Les fonds de capital-investissement s’activent en Espagne

le 17/01/2013 L'AGEFI Hebdo

Mal vus dans la péninsule, les « fonds vautours » construisent leur nid sur les débris de la crise. Et deviennent une alternative aux banques.

Al’affût de bonnes affaires, les fonds de capital-investissement présents en Espagne sont en train de renforcer leurs bataillons pour passer à l’attaque. Blackstone, Oko, Apollo, Lone Star, Aktiv, Vesta ou Cerberus seraient parmi les plus actifs, énumère José Ignacio Atance, manager senior chez Cumbria FSC, cabinet de conseil spécialisé dans le secteur financier. Selon les sources, le secteur financier espagnol aurait déjà vendu entre 5 et 10 milliards d’euros de créances douteuses à des fonds d’investissement, souvent d’origine anglo-saxonne.

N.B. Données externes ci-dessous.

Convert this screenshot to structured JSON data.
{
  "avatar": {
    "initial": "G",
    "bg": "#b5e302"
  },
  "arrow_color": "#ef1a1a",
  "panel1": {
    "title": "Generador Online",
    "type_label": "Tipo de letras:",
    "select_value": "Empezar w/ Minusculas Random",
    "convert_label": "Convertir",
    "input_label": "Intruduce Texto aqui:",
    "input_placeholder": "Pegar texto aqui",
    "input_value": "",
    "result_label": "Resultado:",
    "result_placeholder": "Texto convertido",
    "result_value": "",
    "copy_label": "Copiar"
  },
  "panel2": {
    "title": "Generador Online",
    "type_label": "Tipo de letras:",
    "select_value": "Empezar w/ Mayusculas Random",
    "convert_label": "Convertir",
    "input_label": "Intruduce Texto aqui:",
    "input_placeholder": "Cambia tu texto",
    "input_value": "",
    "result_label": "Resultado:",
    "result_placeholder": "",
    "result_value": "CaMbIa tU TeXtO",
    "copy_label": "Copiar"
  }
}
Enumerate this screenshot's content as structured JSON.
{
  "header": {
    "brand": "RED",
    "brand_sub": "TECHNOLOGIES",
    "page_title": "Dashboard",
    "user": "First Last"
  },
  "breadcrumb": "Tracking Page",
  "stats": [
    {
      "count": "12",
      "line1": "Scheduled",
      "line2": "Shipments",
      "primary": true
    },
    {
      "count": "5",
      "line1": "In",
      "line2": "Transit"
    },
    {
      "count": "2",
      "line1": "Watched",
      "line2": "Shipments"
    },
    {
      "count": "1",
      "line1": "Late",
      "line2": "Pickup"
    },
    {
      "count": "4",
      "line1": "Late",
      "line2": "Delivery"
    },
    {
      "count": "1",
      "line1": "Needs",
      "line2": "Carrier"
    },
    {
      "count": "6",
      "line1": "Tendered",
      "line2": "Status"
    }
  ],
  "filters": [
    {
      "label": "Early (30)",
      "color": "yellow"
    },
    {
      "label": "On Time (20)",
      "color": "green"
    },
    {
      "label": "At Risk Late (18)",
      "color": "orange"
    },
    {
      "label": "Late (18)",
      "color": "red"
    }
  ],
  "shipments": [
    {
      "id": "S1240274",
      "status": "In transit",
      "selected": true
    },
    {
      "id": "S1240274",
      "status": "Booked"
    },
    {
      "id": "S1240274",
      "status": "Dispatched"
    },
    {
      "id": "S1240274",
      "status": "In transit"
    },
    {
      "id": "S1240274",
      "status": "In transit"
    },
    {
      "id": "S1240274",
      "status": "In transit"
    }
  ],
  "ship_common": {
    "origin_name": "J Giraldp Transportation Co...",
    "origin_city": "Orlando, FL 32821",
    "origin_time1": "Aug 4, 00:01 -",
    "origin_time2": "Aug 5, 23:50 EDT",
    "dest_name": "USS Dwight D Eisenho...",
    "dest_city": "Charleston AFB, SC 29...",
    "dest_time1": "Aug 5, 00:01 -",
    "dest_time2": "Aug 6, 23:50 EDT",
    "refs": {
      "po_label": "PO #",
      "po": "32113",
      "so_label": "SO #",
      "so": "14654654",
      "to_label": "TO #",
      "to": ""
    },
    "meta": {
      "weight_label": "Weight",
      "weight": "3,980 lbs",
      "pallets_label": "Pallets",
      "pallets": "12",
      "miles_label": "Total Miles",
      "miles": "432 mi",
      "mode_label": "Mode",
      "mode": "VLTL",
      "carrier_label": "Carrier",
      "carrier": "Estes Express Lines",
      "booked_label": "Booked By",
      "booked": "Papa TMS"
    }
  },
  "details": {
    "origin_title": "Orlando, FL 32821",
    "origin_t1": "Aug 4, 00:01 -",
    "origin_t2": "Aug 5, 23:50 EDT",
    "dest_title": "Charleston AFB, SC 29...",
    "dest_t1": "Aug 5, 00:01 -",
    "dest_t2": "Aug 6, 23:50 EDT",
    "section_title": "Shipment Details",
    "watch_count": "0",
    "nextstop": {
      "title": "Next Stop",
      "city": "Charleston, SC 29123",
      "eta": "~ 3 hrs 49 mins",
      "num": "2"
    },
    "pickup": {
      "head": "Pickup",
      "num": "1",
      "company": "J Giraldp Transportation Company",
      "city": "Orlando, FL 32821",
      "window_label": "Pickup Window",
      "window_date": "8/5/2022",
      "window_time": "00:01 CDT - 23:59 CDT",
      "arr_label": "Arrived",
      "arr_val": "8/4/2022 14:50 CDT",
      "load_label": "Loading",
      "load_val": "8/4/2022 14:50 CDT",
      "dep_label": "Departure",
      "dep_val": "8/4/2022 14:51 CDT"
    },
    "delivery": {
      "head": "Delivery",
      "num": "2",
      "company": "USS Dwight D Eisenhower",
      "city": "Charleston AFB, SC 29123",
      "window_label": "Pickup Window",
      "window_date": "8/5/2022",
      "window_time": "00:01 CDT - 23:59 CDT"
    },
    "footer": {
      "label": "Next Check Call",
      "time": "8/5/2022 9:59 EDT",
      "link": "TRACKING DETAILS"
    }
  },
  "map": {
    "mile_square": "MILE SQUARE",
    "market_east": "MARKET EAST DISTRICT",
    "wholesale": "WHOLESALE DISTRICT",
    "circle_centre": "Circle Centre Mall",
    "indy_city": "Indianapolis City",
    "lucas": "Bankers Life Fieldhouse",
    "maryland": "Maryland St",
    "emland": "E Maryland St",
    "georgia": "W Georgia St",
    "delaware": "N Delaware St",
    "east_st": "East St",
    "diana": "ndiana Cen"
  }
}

Les banques ont plutôt bien accueilli leur intervention car elle a contribué à leur permettre de répondre aux recapitalisations imposées en février 2012 par le gouvernement espagnol. En mars dernier, Banco Santander a ainsi vendu à Fortress un portefeuille de crédits à la consommation impayés pour 1,2 milliard d’euros, révèle El Confidential. Mais, dans l’Espagne en crise, l’opinion publique considère certains fonds, les distressed funds, comme des « fonds vautours ».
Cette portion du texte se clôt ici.